10.02.2008

Judith von Halle versus Rudolf Steiner

Buchbesprechung: Mieke Mosmuller: Stigmata und Geist-Erkenntnis. Judith von Halle versus Rudolf Steiner. Occident, 2008 (264 S., 18,50€). | Auszüge.

Dieser Aufsatz ist vom „Goetheanum“ abgelehnt worden. Siehe dazu meine Korrespondenz mit dem Redakteur und meinen Aufsatz „Anthroposophie und journalistische Standards?“

Viele Menschen sprechen über Judith von Halle, kennen ihre Bücher, haben sie gelesen. Und die Frage stellt sich: Hat man es mit einer Eingeweihten zu tun? Mit jemandem, der die Geisteswissenschaft Rudolf Steiners ergänzt und erweitert? – Die niederländische Anthroposophin Mieke Mosmuller hat sich geisteswissenschaftlich mit den Büchern von Judith von Halle auseinandergesetzt.
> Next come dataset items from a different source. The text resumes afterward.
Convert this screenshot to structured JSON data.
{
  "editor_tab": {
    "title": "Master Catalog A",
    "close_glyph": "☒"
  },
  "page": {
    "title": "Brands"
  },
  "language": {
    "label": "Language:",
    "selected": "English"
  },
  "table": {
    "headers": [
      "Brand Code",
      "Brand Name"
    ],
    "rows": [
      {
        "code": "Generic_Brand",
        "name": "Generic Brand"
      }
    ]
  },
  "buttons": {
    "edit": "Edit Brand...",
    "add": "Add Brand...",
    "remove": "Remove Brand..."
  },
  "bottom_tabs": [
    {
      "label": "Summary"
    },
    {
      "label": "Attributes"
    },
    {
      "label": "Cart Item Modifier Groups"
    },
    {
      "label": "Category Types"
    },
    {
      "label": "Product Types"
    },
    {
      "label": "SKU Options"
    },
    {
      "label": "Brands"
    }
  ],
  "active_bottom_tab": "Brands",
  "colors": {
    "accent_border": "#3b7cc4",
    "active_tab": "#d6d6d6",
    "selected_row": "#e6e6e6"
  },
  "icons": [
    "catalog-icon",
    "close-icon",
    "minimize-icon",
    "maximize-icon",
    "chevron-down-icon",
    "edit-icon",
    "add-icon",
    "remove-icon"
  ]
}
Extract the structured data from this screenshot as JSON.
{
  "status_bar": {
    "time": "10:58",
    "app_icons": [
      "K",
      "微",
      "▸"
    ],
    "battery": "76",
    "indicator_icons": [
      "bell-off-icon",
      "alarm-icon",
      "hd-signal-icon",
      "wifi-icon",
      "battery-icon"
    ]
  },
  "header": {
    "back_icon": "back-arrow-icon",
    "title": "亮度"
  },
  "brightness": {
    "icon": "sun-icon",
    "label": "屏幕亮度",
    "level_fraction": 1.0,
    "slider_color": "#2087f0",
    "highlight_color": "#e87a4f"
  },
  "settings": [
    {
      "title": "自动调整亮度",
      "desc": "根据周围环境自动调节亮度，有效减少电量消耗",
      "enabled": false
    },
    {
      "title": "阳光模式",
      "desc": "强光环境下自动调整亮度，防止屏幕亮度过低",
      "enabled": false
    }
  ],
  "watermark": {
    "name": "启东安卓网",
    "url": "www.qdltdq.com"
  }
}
In ihrem eigenen Buch: „Stigmata und Geisterkenntnis. Judith von Halle versus Rudolf Steiner“ belegt sie ausführlich, wie jene Bücher und die darin enthaltenen „Erkenntnisse“ mit Anthroposophie oder esoterischem Christentum nichts zu tun haben.


Judith von Halle trägt nach eigenen Angaben seit Ostern 2004 Stigmata und erlebt seitdem jeden Freitag die Ereignisse der Zeitenwende mit, den Tod und die Auferstehung Christi. Seit 2005 („Und wäre er nicht auferstanden...“) veröffentlichte sie sieben Bücher über ihre Schauungen – erschienen im Verlag am Goetheanum. 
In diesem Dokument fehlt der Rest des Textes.